L'intégration régionale menacée
L'autre conséquence importante de l'épidémie d'Ebola sur le renforcement des capacités est la résurgence d'attitudes qui peuvent faire reculer les progrès réalisés dans l'intégration régionale. Au fil des ans, l'ACBF a été à l'avant-garde de la promotion de l'intégration régionale afin d'améliorer le commerce intra-africain et d'accroître la part de l'Afrique dans le commerce mondial. L'un des principaux domaines dans lesquels des progrès ont été observés dans l'agenda de l'intégration régionale de l'Afrique à ce jour, à savoir la libre circulation des personnes et des biens, est sérieusement menacé par la vague de fermetures de frontières et les interdictions de voyage. Pourtant, l’on doit donner la priorité à la mise en commun des ressources pour contenir l'épidémie et contribuer à la lutte dans les pays touchés pour éviter sa propagation. Ceci s’ajoute aux autres inconvénients économiques tels que son impact négatif sur l'investissement direct étranger. En effet, Ebola nourrit une psychose chez les investisseurs qui suspendent leurs plans pour les régions affectées, avec des partenaires d’affaires qui annulent leurs voyages vers les pays africains.
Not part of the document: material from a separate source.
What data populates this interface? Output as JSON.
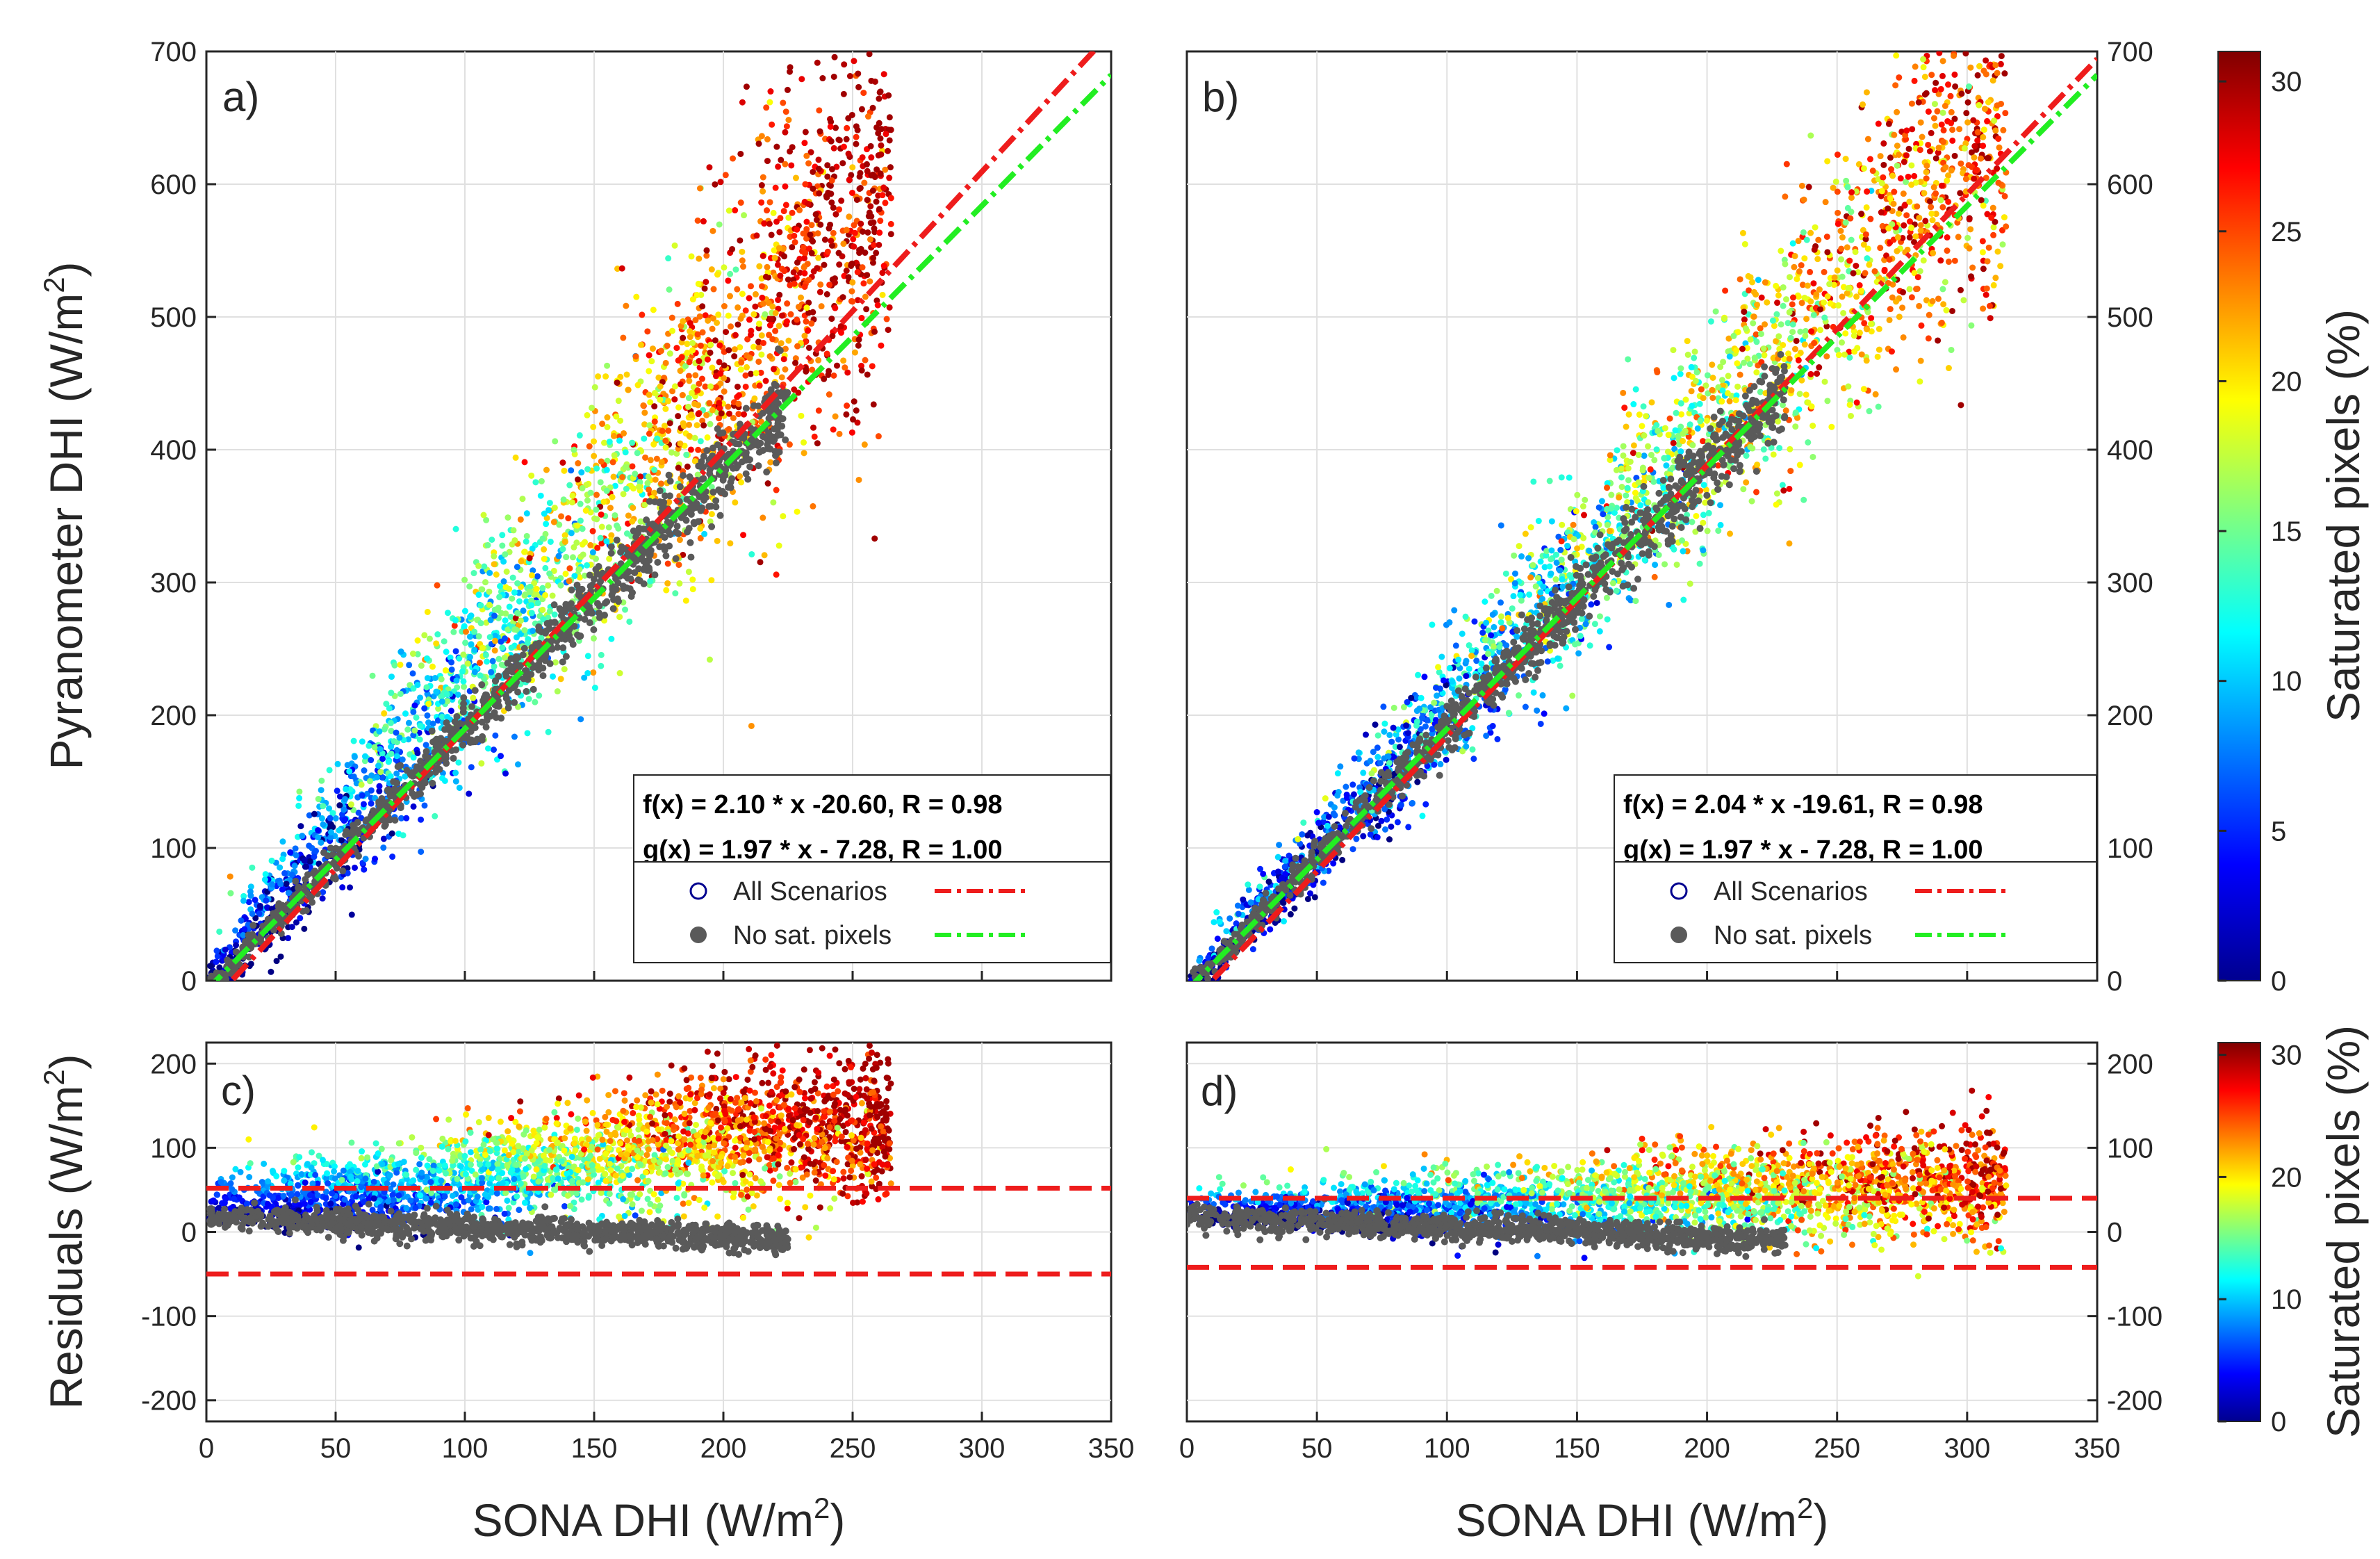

Problèmes de santé publique
L'autre impact de l'épidémie d'Ebola sur les capacités est qu’il reste beaucoup à faire dans le renforcement des capacités en Afrique en dépit de tous les efforts déjà déployés par les pays africains avec l'appui de l'ACBF et de ses partenaires. Les experts de la santé publique sont d’avis que sans de meilleurs systèmes de santé publique, le virus Ebola sera difficile à contenir.
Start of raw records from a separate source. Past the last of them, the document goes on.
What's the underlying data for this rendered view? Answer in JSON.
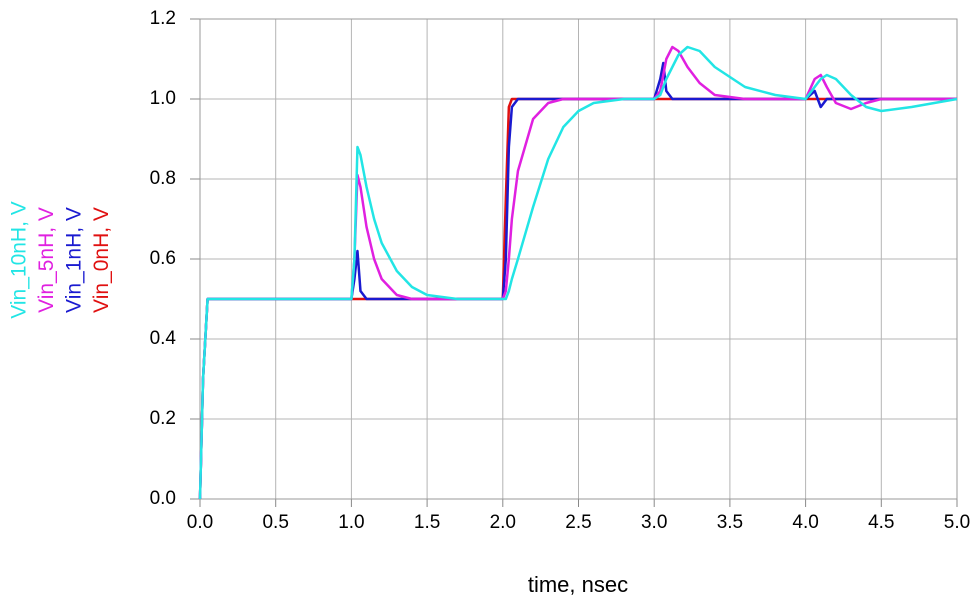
{
  "chart_data": {
    "type": "line",
    "x_label": "time, nsec",
    "x": [
      0,
      0.02,
      0.05,
      1.0,
      1.02,
      1.04,
      1.06,
      1.1,
      1.15,
      1.2,
      1.3,
      1.4,
      1.5,
      1.7,
      2.0,
      2.02,
      2.04,
      2.06,
      2.1,
      2.2,
      2.3,
      2.4,
      2.5,
      2.6,
      2.8,
      3.0,
      3.04,
      3.06,
      3.08,
      3.12,
      3.16,
      3.22,
      3.3,
      3.4,
      3.6,
      3.8,
      4.0,
      4.06,
      4.1,
      4.14,
      4.2,
      4.3,
      4.4,
      4.5,
      4.7,
      5.0
    ],
    "series": [
      {
        "name": "Vin_10nH, V",
        "color": "#22e5e5",
        "values": [
          0,
          0.3,
          0.5,
          0.5,
          0.6,
          0.88,
          0.86,
          0.78,
          0.7,
          0.64,
          0.57,
          0.53,
          0.51,
          0.5,
          0.5,
          0.5,
          0.52,
          0.55,
          0.6,
          0.73,
          0.85,
          0.93,
          0.97,
          0.99,
          1,
          1,
          1.01,
          1.03,
          1.05,
          1.08,
          1.11,
          1.13,
          1.12,
          1.08,
          1.03,
          1.01,
          1,
          1.03,
          1.05,
          1.06,
          1.05,
          1.01,
          0.98,
          0.97,
          0.98,
          1
        ]
      },
      {
        "name": "Vin_5nH, V",
        "color": "#e020e0",
        "values": [
          0,
          0.3,
          0.5,
          0.5,
          0.6,
          0.81,
          0.78,
          0.68,
          0.6,
          0.55,
          0.51,
          0.5,
          0.5,
          0.5,
          0.5,
          0.52,
          0.6,
          0.7,
          0.82,
          0.95,
          0.99,
          1,
          1,
          1,
          1,
          1,
          1.02,
          1.06,
          1.1,
          1.13,
          1.12,
          1.08,
          1.04,
          1.01,
          1,
          1,
          1,
          1.05,
          1.06,
          1.03,
          0.99,
          0.975,
          0.99,
          1,
          1,
          1
        ]
      },
      {
        "name": "Vin_1nH, V",
        "color": "#1a1ad0",
        "values": [
          0,
          0.3,
          0.5,
          0.5,
          0.55,
          0.62,
          0.52,
          0.5,
          0.5,
          0.5,
          0.5,
          0.5,
          0.5,
          0.5,
          0.5,
          0.6,
          0.88,
          0.98,
          1,
          1,
          1,
          1,
          1,
          1,
          1,
          1,
          1.05,
          1.09,
          1.02,
          1,
          1,
          1,
          1,
          1,
          1,
          1,
          1,
          1.02,
          0.98,
          1,
          1,
          1,
          1,
          1,
          1,
          1
        ]
      },
      {
        "name": "Vin_0nH, V",
        "color": "#e01010",
        "values": [
          0,
          0.3,
          0.5,
          0.5,
          0.5,
          0.5,
          0.5,
          0.5,
          0.5,
          0.5,
          0.5,
          0.5,
          0.5,
          0.5,
          0.5,
          0.75,
          0.98,
          1,
          1,
          1,
          1,
          1,
          1,
          1,
          1,
          1,
          1,
          1,
          1,
          1,
          1,
          1,
          1,
          1,
          1,
          1,
          1,
          1,
          1,
          1,
          1,
          1,
          1,
          1,
          1,
          1
        ]
      }
    ],
    "xlim": [
      0,
      5
    ],
    "xticks": [
      {
        "value": 0,
        "label": "0.0"
      },
      0.5,
      {
        "value": 1,
        "label": "1.0"
      },
      1.5,
      {
        "value": 2,
        "label": "2.0"
      },
      2.5,
      {
        "value": 3,
        "label": "3.0"
      },
      3.5,
      {
        "value": 4,
        "label": "4.0"
      },
      4.5,
      {
        "value": 5,
        "label": "5.0"
      }
    ],
    "ylim": [
      0,
      1.2
    ],
    "yticks": [
      {
        "value": 0,
        "label": "0.0"
      },
      0.2,
      0.4,
      0.6,
      0.8,
      {
        "value": 1,
        "label": "1.0"
      },
      1.2
    ],
    "grid": true
  }
}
L'épidémie actuelle en Afrique de l'Ouest a davantage exposé les problèmes de capacités de santé publique que certains pays africains affrontent tant au niveau humain (personnel qualifié) qu’au niveau institutionnel (une bonne infrastructure de santé publique). La plupart des hôpitaux en Afrique n’ont pas d’unités de quarantaine ou de centres de rétention, bien qu’Ebola soit un danger réel pour la santé. Entre-temps, l’on rapporte que le rapport médecin-patient est en-dessous de la norme de l'OMS (un médecin pour 600 personnes) dans la majorité des pays africains. Les épidémies qui secouent trop souvent le continent sont des signes que l'Afrique doit continuer à investir massivement dans le renforcement des capacités. En effet, il devient très difficile de mobiliser l'aide étrangère avec une épidémie qui a risque si élevé de contamination et sans la capacité institutionnelle minimale nécessaire à l’efficacité de l'aide.
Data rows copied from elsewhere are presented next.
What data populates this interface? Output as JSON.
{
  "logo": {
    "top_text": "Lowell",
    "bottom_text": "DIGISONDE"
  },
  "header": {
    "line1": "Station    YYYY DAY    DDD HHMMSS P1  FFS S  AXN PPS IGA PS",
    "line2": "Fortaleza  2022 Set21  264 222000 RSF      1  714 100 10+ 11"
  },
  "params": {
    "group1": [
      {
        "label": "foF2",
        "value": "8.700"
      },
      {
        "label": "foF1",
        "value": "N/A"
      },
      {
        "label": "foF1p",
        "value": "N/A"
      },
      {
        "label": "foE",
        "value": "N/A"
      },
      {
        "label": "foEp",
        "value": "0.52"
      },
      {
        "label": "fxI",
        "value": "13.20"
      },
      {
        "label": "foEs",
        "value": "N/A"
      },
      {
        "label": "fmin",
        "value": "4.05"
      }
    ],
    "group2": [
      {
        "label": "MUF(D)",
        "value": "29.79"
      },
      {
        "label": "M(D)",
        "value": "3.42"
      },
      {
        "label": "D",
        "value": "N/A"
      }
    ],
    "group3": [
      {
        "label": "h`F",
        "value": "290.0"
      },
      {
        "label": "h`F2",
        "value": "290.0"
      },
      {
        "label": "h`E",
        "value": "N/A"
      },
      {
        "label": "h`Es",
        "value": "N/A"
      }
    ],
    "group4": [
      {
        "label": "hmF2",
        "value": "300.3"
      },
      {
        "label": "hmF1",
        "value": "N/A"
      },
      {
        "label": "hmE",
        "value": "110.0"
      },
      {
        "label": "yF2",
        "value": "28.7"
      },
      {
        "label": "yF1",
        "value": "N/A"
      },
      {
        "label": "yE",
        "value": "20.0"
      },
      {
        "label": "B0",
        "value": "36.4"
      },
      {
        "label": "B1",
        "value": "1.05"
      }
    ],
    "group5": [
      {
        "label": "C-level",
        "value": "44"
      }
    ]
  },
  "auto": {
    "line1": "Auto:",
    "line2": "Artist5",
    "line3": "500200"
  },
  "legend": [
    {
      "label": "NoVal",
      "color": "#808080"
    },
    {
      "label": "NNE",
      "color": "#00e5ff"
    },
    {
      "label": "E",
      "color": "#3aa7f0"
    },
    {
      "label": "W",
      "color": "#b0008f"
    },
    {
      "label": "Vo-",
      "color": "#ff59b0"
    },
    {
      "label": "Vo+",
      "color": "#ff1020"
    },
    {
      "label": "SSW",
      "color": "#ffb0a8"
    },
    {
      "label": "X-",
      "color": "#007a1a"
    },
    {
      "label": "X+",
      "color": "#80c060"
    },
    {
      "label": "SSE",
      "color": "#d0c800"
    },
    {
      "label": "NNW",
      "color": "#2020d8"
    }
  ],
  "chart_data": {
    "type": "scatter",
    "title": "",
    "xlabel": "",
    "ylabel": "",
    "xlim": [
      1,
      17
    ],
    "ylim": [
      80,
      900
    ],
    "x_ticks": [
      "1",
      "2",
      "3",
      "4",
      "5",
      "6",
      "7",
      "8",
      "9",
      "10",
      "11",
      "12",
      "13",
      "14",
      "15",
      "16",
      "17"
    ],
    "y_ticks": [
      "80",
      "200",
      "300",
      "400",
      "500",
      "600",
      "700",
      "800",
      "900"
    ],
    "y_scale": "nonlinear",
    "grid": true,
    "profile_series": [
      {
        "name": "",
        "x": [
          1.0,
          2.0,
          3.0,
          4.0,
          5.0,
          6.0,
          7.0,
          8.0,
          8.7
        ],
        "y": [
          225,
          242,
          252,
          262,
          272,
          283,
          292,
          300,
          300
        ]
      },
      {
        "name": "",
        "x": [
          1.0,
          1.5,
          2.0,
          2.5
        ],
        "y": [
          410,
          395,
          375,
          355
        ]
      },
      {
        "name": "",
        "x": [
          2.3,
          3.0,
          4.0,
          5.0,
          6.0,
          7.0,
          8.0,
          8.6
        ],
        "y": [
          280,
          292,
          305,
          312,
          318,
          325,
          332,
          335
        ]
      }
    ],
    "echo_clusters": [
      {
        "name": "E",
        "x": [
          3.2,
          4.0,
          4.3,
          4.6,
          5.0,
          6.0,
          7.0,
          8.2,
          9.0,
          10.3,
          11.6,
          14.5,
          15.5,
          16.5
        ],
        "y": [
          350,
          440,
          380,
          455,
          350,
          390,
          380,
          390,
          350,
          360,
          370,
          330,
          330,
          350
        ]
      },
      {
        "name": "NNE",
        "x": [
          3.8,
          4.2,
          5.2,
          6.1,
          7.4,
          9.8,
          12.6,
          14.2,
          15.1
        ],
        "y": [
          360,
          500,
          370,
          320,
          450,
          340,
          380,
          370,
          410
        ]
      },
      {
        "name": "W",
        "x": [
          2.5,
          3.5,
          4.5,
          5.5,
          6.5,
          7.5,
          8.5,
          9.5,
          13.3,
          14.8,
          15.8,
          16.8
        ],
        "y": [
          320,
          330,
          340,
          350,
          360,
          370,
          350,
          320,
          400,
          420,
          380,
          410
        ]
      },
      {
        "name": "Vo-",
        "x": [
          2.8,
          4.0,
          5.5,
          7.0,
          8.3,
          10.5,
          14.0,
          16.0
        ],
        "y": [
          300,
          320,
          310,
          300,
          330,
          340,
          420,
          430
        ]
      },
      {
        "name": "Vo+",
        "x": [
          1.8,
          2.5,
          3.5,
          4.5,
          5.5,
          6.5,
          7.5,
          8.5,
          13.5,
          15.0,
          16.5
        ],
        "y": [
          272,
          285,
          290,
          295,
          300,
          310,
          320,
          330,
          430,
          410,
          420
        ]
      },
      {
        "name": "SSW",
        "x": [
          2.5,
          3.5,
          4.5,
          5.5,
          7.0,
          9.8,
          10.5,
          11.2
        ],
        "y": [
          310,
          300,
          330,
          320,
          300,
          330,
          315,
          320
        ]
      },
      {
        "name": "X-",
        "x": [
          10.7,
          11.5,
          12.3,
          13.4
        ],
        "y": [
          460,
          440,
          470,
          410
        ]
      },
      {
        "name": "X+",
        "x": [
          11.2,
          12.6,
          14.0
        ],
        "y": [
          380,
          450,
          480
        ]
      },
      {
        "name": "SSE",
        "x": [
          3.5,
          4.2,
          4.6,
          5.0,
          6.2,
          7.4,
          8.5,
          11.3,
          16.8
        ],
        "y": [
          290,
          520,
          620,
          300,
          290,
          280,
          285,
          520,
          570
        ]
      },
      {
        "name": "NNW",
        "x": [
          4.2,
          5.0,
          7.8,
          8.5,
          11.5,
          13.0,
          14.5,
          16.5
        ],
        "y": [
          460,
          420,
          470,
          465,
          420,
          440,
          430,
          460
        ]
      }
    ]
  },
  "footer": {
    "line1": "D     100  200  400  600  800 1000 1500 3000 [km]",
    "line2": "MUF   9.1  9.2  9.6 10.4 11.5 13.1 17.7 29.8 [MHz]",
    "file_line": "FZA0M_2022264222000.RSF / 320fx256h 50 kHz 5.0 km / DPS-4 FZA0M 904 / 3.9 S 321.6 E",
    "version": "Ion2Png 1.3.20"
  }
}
Ayant la mission de renforcer durablement les capacités pour la gestion de la bonne gouvernance et du développement en Afrique, l'ACBF ne peut rester indifférent à l'éclosion des épidémies qui peuvent compromettre ses objectifs en amoindrissant les capacités déjà établies. La Fondation est donc prête à appuyer la formulation et la mise en œuvre de politiques pour atténuer effectivement ces risques majeurs pour le progrès et la transformation économique du continent. À cet égard, un certain nombre d'activités ont déjà été mis en branle. Par exemple, une session spéciale sur le virus Ebola a eu lieu lors de la récente réunion du Comité des instituts de politique de l’ACBF au Swaziland, du 24 au 25 Octobre 2014. Lors de cette réunion, il a été convenu que l'ACBF lancerait des études sur l’aspect des capacités quant à la propagation de la maladie virale d’Ebola. L’ACBF a l'intention de collaborer avec ses partenaires tels que le PNUD, l'Institut monétaire ouest-africain (IMAO), et l'Union du fleuve Mano (MRU) pour travailler avec l'Unité d'intervention de gestion d’Ebola (EMRT) dans les pays touchés pour discuter des domaines d'intervention en matière de renforcement des capacités.